As the different factions active in war-torn Ukraine scrambled to assign blame following the Malaysian Airlines crash that killed 298 in the region this week, it appeared that someone at the All-Russia State Television and Radio Broadcasting Company was seeking a powerful ally: Wikipedia.
The Telegraph reports that @RuGovEdits, a Twitter bot that posts whenever it detects edits being made on Wikipedia from a Russian government IP address, was triggered by a change to pages that referenced Malaysian Airlines Flight 17—believed to have been shot down with a surface-to-air missile. The editor was in Kiev, employed by VGTRK, Russia’s state-controlled broadcast network.
Статья в Википедии Список авиационных катастроф в гражданской авиации была отредактирована ВГТРК https://t.co/peZ60q07Fj
— Госправки (@RuGovEdits) July 18, 2014
Previously, a sentence describing arms deals between Russia and separatists across the border had appeared in an article about aviation disasters: “[MH17] was shot down by terrorists of the self-proclaimed Donetsk People’s Republic with Buk system missiles, which the terrorists received from the Russian Federation.” Afterward, it said something far different: “[MH17] was shot down by Ukrainian soldiers.”
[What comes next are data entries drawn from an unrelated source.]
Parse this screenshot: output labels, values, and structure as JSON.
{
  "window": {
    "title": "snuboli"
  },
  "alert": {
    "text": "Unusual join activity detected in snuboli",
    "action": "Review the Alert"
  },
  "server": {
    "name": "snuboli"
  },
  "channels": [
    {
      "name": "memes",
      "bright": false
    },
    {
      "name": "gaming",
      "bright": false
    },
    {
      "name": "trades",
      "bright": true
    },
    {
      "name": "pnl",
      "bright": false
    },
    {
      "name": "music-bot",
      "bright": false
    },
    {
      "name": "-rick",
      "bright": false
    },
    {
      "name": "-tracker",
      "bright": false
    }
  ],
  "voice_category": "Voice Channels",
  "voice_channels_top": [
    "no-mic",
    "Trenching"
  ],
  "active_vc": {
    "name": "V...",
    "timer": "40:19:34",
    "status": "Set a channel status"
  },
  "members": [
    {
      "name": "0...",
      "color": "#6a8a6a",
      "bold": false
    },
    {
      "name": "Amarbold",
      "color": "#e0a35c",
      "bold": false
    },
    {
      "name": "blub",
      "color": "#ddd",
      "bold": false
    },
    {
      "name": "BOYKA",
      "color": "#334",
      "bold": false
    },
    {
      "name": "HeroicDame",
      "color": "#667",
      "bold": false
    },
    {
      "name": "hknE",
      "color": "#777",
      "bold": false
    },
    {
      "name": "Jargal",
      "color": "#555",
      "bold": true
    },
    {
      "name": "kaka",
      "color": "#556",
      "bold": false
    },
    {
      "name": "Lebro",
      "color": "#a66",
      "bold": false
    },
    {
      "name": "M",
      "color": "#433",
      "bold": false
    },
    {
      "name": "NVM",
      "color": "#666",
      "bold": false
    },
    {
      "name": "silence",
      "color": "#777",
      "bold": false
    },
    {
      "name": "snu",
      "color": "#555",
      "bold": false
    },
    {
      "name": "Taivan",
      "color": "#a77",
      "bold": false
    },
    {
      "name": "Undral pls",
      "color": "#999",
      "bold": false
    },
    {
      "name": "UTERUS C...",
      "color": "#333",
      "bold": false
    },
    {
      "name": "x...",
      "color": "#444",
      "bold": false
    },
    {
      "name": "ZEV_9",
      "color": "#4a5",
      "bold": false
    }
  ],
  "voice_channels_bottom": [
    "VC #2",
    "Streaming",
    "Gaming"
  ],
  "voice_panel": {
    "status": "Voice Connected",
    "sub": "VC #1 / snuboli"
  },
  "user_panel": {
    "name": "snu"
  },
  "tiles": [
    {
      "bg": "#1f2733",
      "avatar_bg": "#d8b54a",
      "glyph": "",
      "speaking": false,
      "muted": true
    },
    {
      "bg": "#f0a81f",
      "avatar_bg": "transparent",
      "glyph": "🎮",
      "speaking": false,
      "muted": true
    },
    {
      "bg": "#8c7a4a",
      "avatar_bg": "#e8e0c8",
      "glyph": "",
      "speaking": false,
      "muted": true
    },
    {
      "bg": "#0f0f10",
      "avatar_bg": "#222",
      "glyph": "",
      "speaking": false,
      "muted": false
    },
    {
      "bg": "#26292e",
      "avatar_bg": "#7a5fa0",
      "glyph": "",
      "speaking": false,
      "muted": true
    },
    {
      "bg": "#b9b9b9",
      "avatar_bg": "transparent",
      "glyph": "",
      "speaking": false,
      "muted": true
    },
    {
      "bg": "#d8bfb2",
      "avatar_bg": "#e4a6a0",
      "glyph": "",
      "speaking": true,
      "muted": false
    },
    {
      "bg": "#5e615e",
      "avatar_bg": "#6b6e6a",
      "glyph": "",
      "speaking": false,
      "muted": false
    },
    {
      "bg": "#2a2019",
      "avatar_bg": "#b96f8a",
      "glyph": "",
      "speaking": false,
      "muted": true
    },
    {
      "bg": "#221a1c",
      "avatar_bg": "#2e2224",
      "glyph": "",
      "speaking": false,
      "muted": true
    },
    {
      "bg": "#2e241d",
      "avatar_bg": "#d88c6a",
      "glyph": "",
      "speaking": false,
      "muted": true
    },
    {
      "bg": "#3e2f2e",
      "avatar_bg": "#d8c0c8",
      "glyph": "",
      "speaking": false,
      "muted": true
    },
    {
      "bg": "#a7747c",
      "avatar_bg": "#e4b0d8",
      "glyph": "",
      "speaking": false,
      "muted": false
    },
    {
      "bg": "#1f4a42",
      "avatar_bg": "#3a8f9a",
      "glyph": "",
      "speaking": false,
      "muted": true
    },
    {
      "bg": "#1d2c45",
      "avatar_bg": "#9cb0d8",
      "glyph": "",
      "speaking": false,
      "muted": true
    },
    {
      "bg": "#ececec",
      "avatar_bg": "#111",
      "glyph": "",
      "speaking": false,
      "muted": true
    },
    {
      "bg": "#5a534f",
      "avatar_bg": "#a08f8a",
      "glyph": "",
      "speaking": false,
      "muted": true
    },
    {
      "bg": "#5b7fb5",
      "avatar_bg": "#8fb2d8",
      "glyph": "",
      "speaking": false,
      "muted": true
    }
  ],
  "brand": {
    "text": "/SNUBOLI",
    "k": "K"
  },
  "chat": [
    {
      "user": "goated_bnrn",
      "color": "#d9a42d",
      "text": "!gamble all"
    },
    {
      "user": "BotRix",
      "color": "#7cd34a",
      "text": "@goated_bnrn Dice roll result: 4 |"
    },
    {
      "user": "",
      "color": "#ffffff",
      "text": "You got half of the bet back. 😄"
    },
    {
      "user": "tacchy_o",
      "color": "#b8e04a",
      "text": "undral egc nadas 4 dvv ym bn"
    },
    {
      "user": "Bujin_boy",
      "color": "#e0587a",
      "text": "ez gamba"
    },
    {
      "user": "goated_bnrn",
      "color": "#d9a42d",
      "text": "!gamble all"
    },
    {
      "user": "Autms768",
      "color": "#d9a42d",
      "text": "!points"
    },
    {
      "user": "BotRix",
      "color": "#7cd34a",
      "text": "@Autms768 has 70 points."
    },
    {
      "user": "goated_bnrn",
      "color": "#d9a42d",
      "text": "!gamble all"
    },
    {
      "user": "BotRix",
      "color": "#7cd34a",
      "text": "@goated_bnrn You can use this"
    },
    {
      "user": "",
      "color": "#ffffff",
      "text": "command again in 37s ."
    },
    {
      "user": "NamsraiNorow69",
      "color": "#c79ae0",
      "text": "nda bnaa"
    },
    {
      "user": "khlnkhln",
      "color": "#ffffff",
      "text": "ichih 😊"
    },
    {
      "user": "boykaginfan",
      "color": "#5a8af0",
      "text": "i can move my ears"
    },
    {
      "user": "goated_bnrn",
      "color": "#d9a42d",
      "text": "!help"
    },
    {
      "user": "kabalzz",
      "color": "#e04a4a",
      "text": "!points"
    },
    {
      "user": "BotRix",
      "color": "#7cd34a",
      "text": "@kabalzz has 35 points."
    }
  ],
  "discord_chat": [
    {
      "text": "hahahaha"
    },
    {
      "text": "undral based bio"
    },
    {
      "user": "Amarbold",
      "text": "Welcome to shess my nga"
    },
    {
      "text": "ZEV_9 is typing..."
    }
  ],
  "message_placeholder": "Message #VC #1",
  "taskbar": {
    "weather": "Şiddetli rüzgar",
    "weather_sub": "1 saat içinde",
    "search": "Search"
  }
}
This tug-of-war is happening offline as well: Russian President Vladimir Putin has stated that Ukraine alone bears responsibility for any plane fired upon in its airspace, while President Barack Obama took a more nuanced view:
Evidence indicates that the plane was shot down by a surface-to-air missile that was launched from an area that is controlled by Russian-backed separatists inside of Ukraine. … Over the last several weeks, Russian-backed separatists have shot down a Ukrainian transport plane and a Ukrainian helicopter, and they claimed responsibility for shooting down a Ukrainian fighter jet. Moreover, we know that these separatists have received a steady flow of support from Russia.
With governments around the world struggling to pull a coherent narrative from the ash and chaos of this horrendous event, it’s less than surprising that someone would want their version of the truth to stick where it matters most: online.